5.0 out of 5 stars
Connecting one Global Family, April 14 2010
By Story Circle Book Reviews - Published on Amazon.com
This review is from: Sweetness from Ashes (Paperback)
Genealogists will love Sweetness from Ashes, Marlyn Horsdal's ambitious novel based on a far-flung interracial family. The matriarch identified as Pat has died. In her will she directed her three children to bury her ashes at the hundred-year-old family farm now owned by a distant cousin.
Characters flit in and out of the narrative like so many butterflies, serving to establish the diverse lives of the three while emphasizing their ability to maintain a close relationship with each other. To fulfill their mother's wishes, the siblings, two half sisters and a step brother, travel from Vancouver to Ontario. There they embrace the serene setting of the family farm and the cousin they never knew, unaware of the revelations that await them.
The technique of a narrative within a narrative is sometimes difficult to accomplish, but Horsdal achieves the transition as we become immersed in the story of a government worker who lived in Ghana with his wife many years before. We wonder how these people are connected to the three siblings and the distant cousin who happens to be married to a woman from Ghana.

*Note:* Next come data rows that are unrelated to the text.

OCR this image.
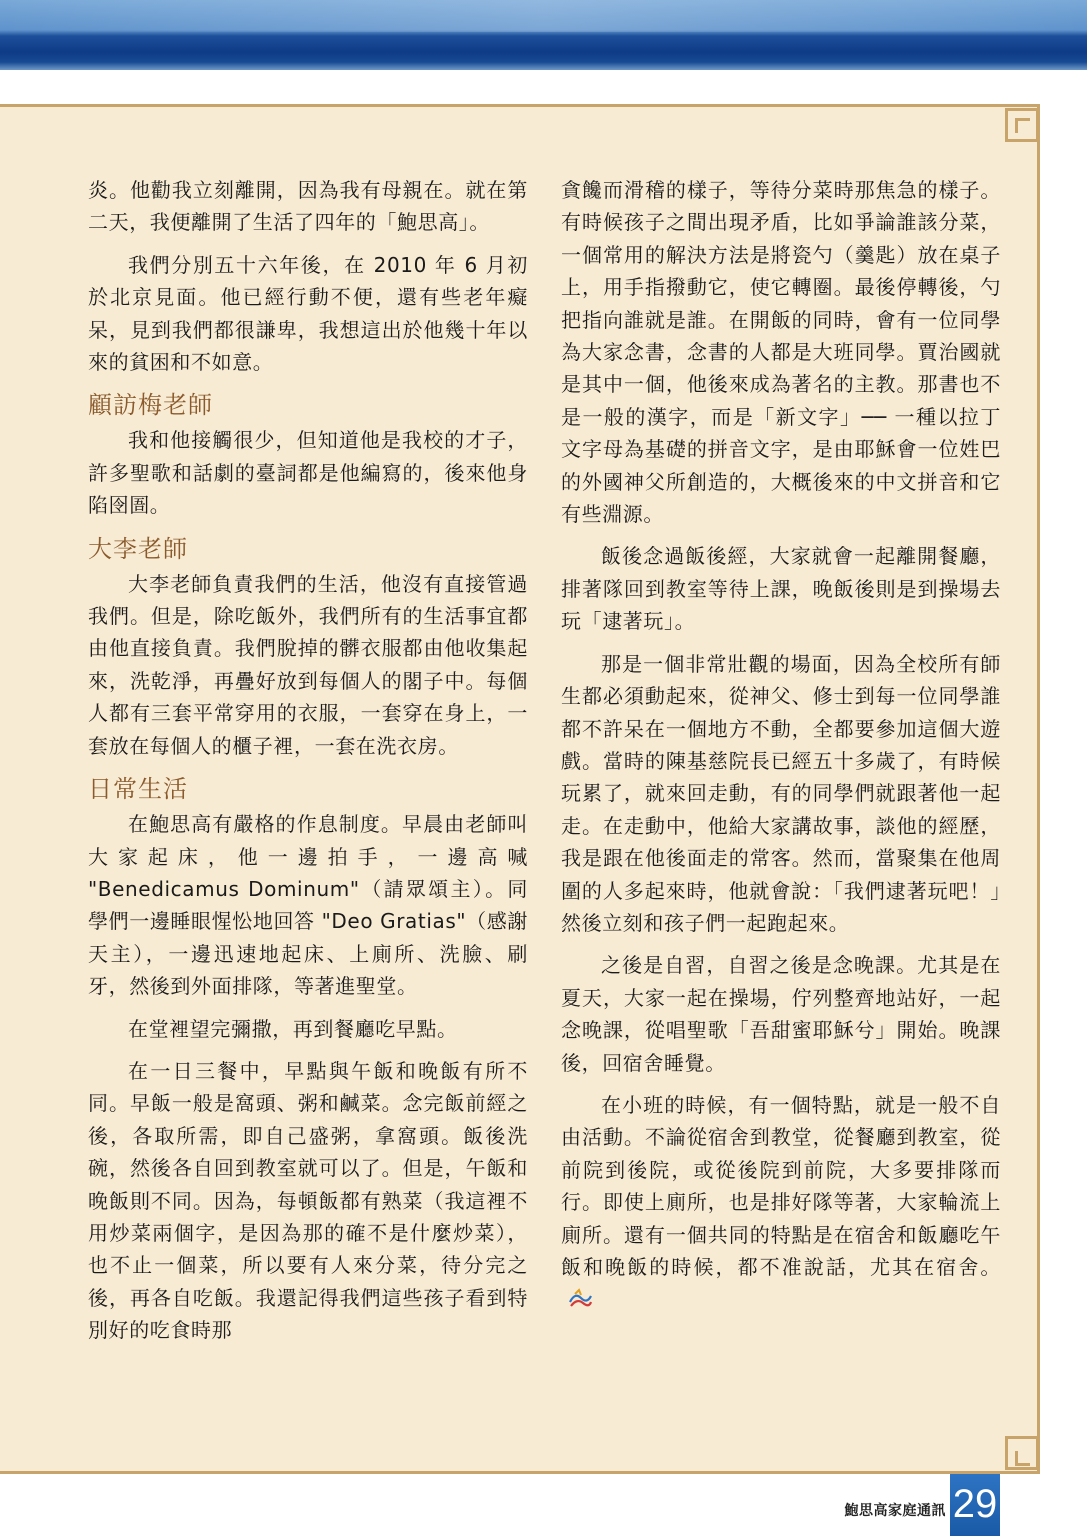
炎。他勸我立刻離開，因為我有母親在。就在第二天，我便離開了生活了四年的「鮑思高」。
我們分別五十六年後，在 2010 年 6 月初於北京見面。他已經行動不便，還有些老年癡呆，見到我們都很謙卑，我想這出於他幾十年以來的貧困和不如意。
顧訪梅老師
我和他接觸很少，但知道他是我校的才子，許多聖歌和話劇的臺詞都是他編寫的，後來他身陷囹圄。
大李老師
大李老師負責我們的生活，他沒有直接管過我們。但是，除吃飯外，我們所有的生活事宜都由他直接負責。我們脫掉的髒衣服都由他收集起來，洗乾淨，再疊好放到每個人的閣子中。每個人都有三套平常穿用的衣服，一套穿在身上，一套放在每個人的櫃子裡，一套在洗衣房。
日常生活
在鮑思高有嚴格的作息制度。早晨由老師叫大家起床，他一邊拍手，一邊高喊 "Benedicamus Dominum"（請眾頌主）。同學們一邊睡眼惺忪地回答 "Deo Gratias"（感謝天主），一邊迅速地起床、上廁所、洗臉、刷牙，然後到外面排隊，等著進聖堂。
在堂裡望完彌撒，再到餐廳吃早點。
在一日三餐中，早點與午飯和晚飯有所不同。早飯一般是窩頭、粥和鹹菜。念完飯前經之後，各取所需，即自己盛粥，拿窩頭。飯後洗碗，然後各自回到教室就可以了。但是，午飯和晚飯則不同。因為，每頓飯都有熟菜（我這裡不用炒菜兩個字，是因為那的確不是什麼炒菜），也不止一個菜，所以要有人來分菜，待分完之後，再各自吃飯。我還記得我們這些孩子看到特別好的吃食時那
貪饞而滑稽的樣子，等待分菜時那焦急的樣子。有時候孩子之間出現矛盾，比如爭論誰該分菜，一個常用的解決方法是將瓷勺（羹匙）放在桌子上，用手指撥動它，使它轉圈。最後停轉後，勺把指向誰就是誰。在開飯的同時，會有一位同學為大家念書，念書的人都是大班同學。賈治國就是其中一個，他後來成為著名的主教。那書也不是一般的漢字，而是「新文字」── 一種以拉丁文字母為基礎的拼音文字，是由耶穌會一位姓巴的外國神父所創造的，大概後來的中文拼音和它有些淵源。
飯後念過飯後經，大家就會一起離開餐廳，排著隊回到教室等待上課，晚飯後則是到操場去玩「逮著玩」。
那是一個非常壯觀的場面，因為全校所有師生都必須動起來，從神父、修士到每一位同學誰都不許呆在一個地方不動，全都要參加這個大遊戲。當時的陳基慈院長已經五十多歲了，有時候玩累了，就來回走動，有的同學們就跟著他一起走。在走動中，他給大家講故事，談他的經歷，我是跟在他後面走的常客。然而，當聚集在他周圍的人多起來時，他就會說：「我們逮著玩吧！」然後立刻和孩子們一起跑起來。
之後是自習，自習之後是念晚課。尤其是在夏天，大家一起在操場，佇列整齊地站好，一起念晚課，從唱聖歌「吾甜蜜耶穌兮」開始。晚課後，回宿舍睡覺。
在小班的時候，有一個特點，就是一般不自由活動。不論從宿舍到教堂，從餐廳到教室，從前院到後院，或從後院到前院，大多要排隊而行。即使上廁所，也是排好隊等著，大家輪流上廁所。還有一個共同的特點是在宿舍和飯廳吃午飯和晚飯的時候，都不准說話，尤其在宿舍。
鮑思高家庭通訊 29
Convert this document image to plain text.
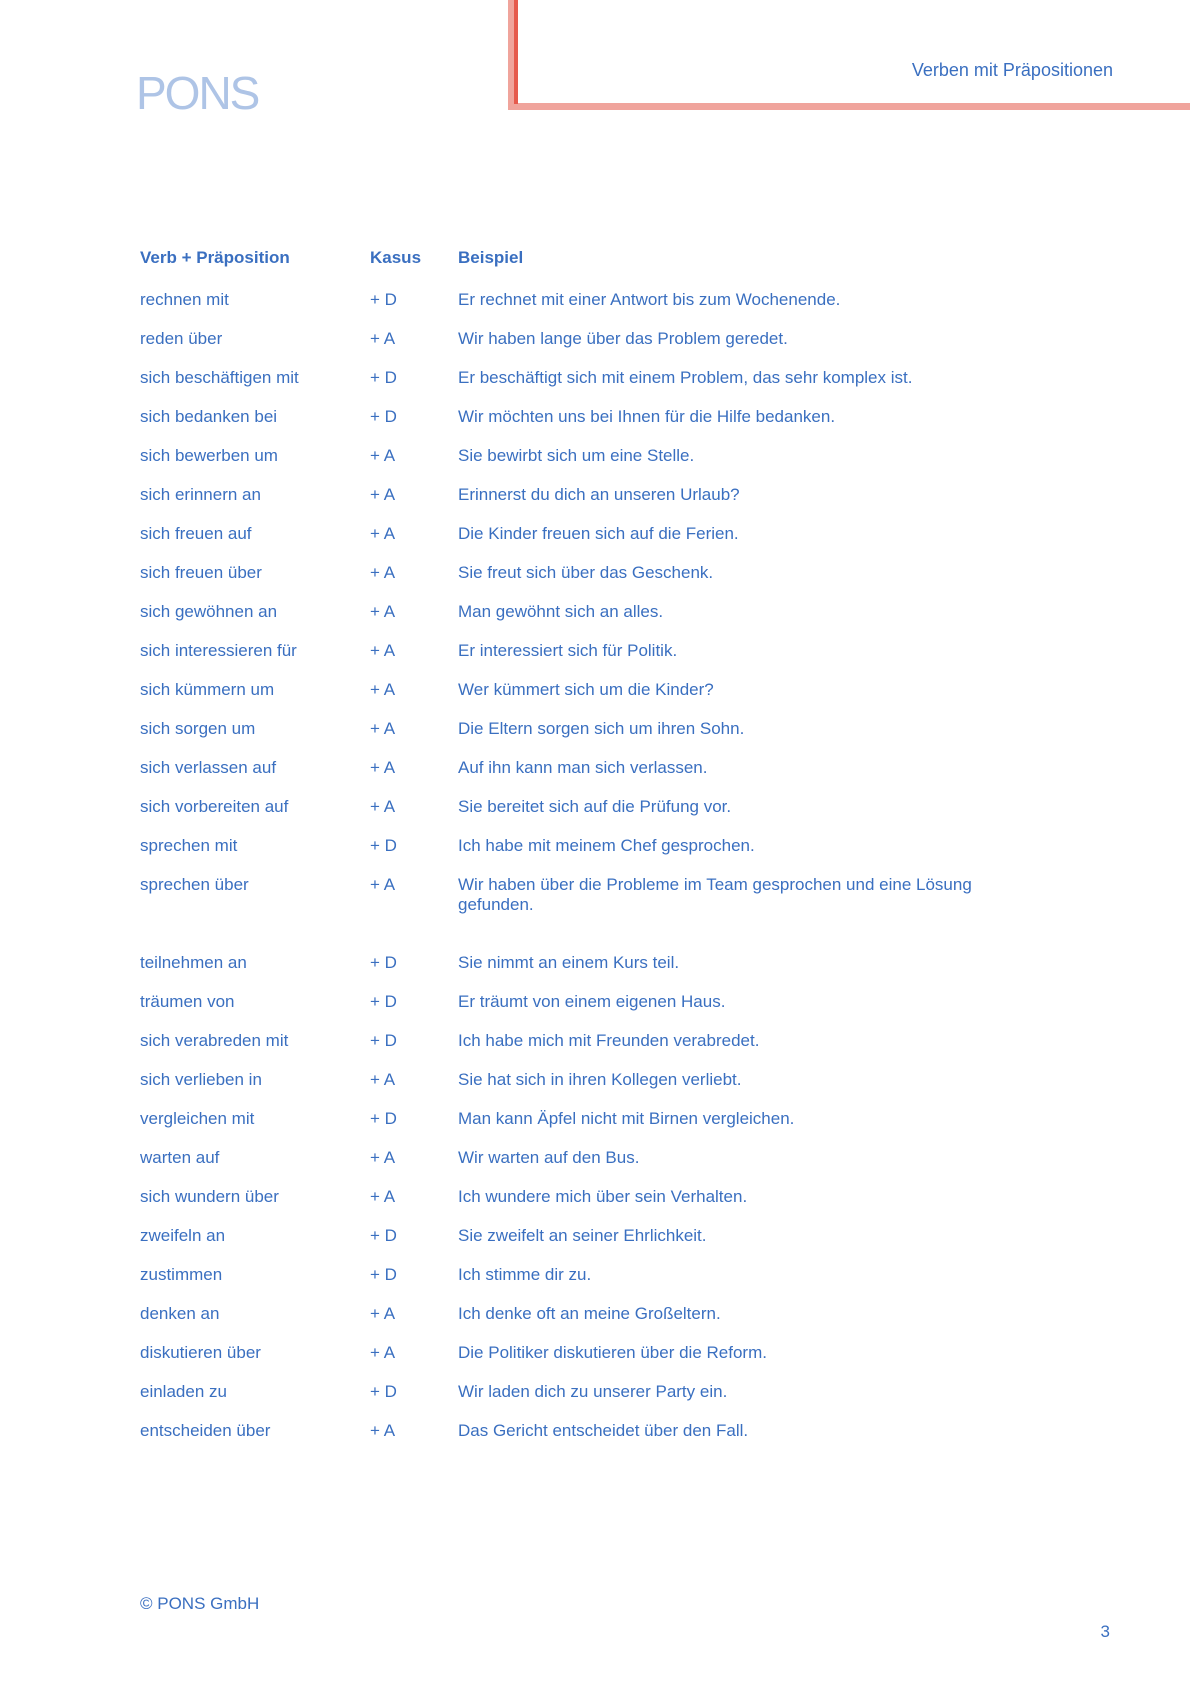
PONS	Verben mit Präpositionen
Verb + Präposition	Kasus	Beispiel
rechnen mit	+ D	Er rechnet mit einer Antwort bis zum Wochenende.
reden über	+ A	Wir haben lange über das Problem geredet.
sich beschäftigen mit	+ D	Er beschäftigt sich mit einem Problem, das sehr komplex ist.
sich bedanken bei	+ D	Wir möchten uns bei Ihnen für die Hilfe bedanken.
sich bewerben um	+ A	Sie bewirbt sich um eine Stelle.
sich erinnern an	+ A	Erinnerst du dich an unseren Urlaub?
sich freuen auf	+ A	Die Kinder freuen sich auf die Ferien.
sich freuen über	+ A	Sie freut sich über das Geschenk.
sich gewöhnen an	+ A	Man gewöhnt sich an alles.
sich interessieren für	+ A	Er interessiert sich für Politik.
sich kümmern um	+ A	Wer kümmert sich um die Kinder?
sich sorgen um	+ A	Die Eltern sorgen sich um ihren Sohn.
sich verlassen auf	+ A	Auf ihn kann man sich verlassen.
sich vorbereiten auf	+ A	Sie bereitet sich auf die Prüfung vor.
sprechen mit	+ D	Ich habe mit meinem Chef gesprochen.
sprechen über	+ A	Wir haben über die Probleme im Team gesprochen und eine Lösung gefunden.
teilnehmen an	+ D	Sie nimmt an einem Kurs teil.
träumen von	+ D	Er träumt von einem eigenen Haus.
sich verabreden mit	+ D	Ich habe mich mit Freunden verabredet.
sich verlieben in	+ A	Sie hat sich in ihren Kollegen verliebt.
vergleichen mit	+ D	Man kann Äpfel nicht mit Birnen vergleichen.
warten auf	+ A	Wir warten auf den Bus.
sich wundern über	+ A	Ich wundere mich über sein Verhalten.
zweifeln an	+ D	Sie zweifelt an seiner Ehrlichkeit.
zustimmen	+ D	Ich stimme dir zu.
denken an	+ A	Ich denke oft an meine Großeltern.
diskutieren über	+ A	Die Politiker diskutieren über die Reform.
einladen zu	+ D	Wir laden dich zu unserer Party ein.
entscheiden über	+ A	Das Gericht entscheidet über den Fall.
© PONS GmbH
3
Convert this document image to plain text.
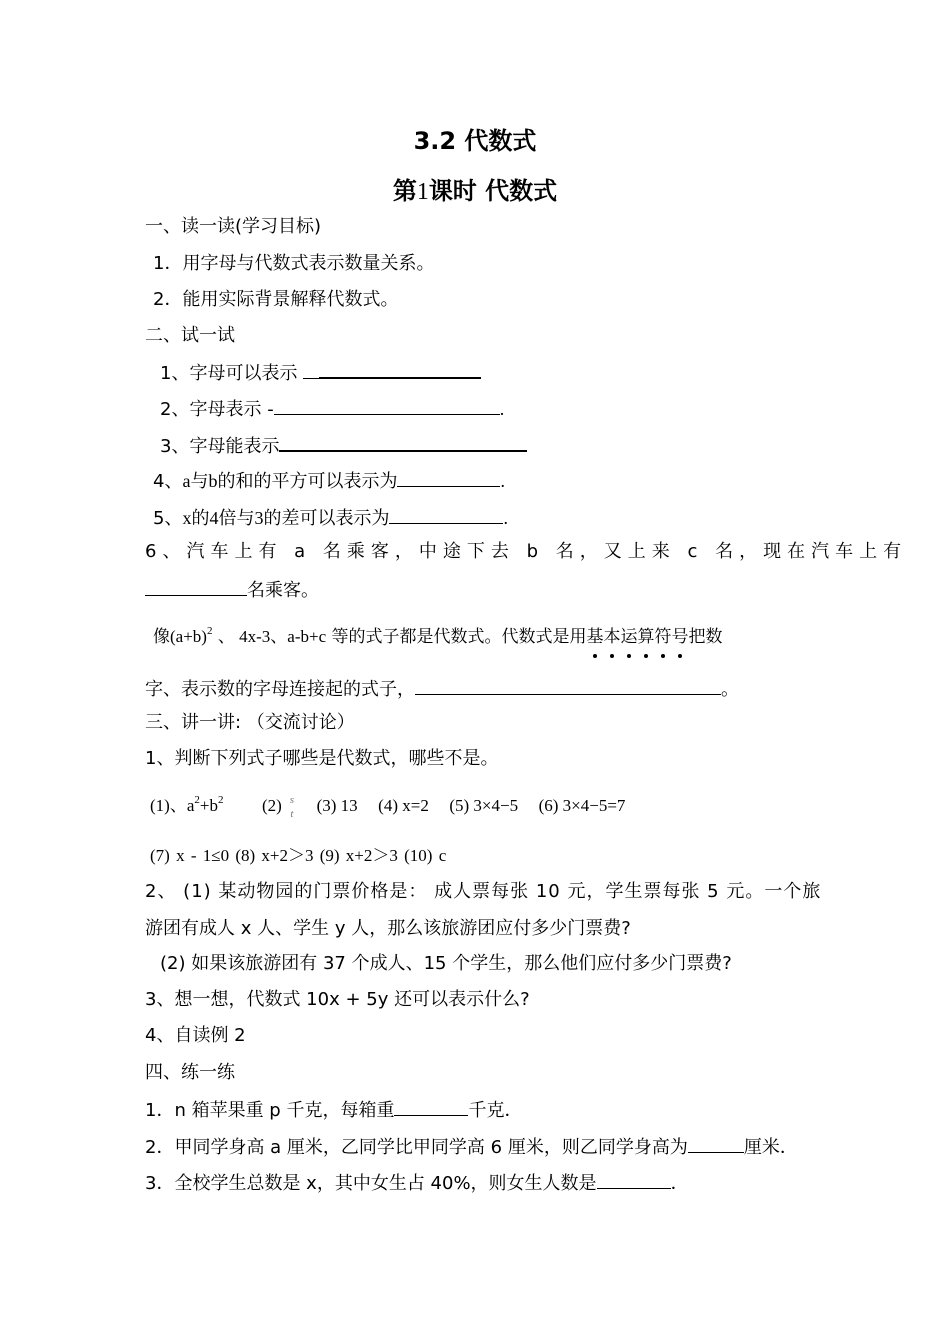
3.2 代数式
第1课时 代数式
一、读一读(学习目标)
1．用字母与代数式表示数量关系。
2．能用实际背景解释代数式。
二、试一试
1、字母可以表示
2、字母表示 -	.
3、字母能表示
4、a与b的和的平方可以表示为	.
5、x的4倍与3的差可以表示为	.
6、汽车上有 a 名乘客，中途下去 b 名，又上来 c 名，现在汽车上有
名乘客。
像$(a+b)^2$ 、 4x-3、a-b+c 等的式子都是代数式。代数式是用基本运算符号把数
字、表示数的字母连接起的式子，	。
三、讲一讲: （交流讨论）
1、判断下列式子哪些是代数式，哪些不是。
(1)、$a^2+b^2$ (2) s
t (3) 13 (4) x=2 (5) 3×4−5 (6) 3×4−5=7
(7) x - 1≤0 (8) x+2＞3 (9) x+2＞3 (10) c
2、 (1) 某动物园的门票价格是： 成人票每张 10 元，学生票每张 5 元。一个旅
游团有成人 x 人、学生 y 人，那么该旅游团应付多少门票费?
(2) 如果该旅游团有 37 个成人、15 个学生，那么他们应付多少门票费?
3、想一想，代数式 10x + 5y 还可以表示什么?
4、自读例 2
四、练一练
1．n 箱苹果重 p 千克，每箱重	千克．
2．甲同学身高 a 厘米，乙同学比甲同学高 6 厘米，则乙同学身高为	厘米．
3．全校学生总数是 x，其中女生占 40%，则女生人数是	．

Strands of rebellion are evident from the gentle rebellion of the siblings, the implied rebellion of their mother, and the cultural rebellion of the cousin, perhaps serving to illustrate their acceptance of what they cannot change and envision what they can.
The novel, Horsdal's first, presents a fine example of how members of a multiracial family can keep alive their individual cultures while welcoming the traditions of others. If you haven't traced your family history, Sweetness from Ashes, will inspire you to do so.